Salesforce — February 10, 2026. Salesforce laid off less than 1,000 employees across its marketing, product management, data analytics, and Agentforce AI departments. “The benefits and efficiencies of Agentforce have reduced the number of support cases we handle and we no longer need to actively fill support engineer roles,” the company told Fortune. This follows a previous cut of around 4,000 customer support roles, reducing the team from around 9,000 to 5,000. CEO Marc Benioff said the company would need “fewer people” because AI agents would handle the work.

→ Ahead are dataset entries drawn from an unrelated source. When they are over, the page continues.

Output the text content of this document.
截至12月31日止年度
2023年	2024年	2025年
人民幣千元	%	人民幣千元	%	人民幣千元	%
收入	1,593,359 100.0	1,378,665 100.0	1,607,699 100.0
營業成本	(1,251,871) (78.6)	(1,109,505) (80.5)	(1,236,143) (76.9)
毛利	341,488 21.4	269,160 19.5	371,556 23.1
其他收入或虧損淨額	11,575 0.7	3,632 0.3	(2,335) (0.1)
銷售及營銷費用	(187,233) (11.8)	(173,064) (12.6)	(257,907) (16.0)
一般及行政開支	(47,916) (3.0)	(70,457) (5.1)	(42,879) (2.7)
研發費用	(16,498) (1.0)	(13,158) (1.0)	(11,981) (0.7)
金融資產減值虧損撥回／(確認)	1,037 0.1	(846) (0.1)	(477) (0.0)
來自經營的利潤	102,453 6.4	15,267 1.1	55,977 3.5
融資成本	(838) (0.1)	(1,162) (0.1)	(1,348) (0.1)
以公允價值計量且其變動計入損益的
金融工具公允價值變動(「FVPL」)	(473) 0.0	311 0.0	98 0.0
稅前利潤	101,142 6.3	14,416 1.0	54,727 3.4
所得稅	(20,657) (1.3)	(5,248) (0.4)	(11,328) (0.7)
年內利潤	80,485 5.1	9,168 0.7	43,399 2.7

Amazon — January 28, 2026. Amazon cut 16,000 corporate jobs, following a 14,000 job cut in October 2025. This represents approximately 9% of the company’s workforce in three months. The company said this was part of “strengthening the organization by reducing layers, increasing ownership and eliminating bureaucracy.” CEO Andy Jassy said in June 2025, “As we roll out more generative AI and agents, the way work gets done will have to change. There will be fewer people doing some of the tasks we do today. In the next few years, we expect the overall enterprise workforce to shrink as we gain efficiencies through the widespread use of AI across the company.”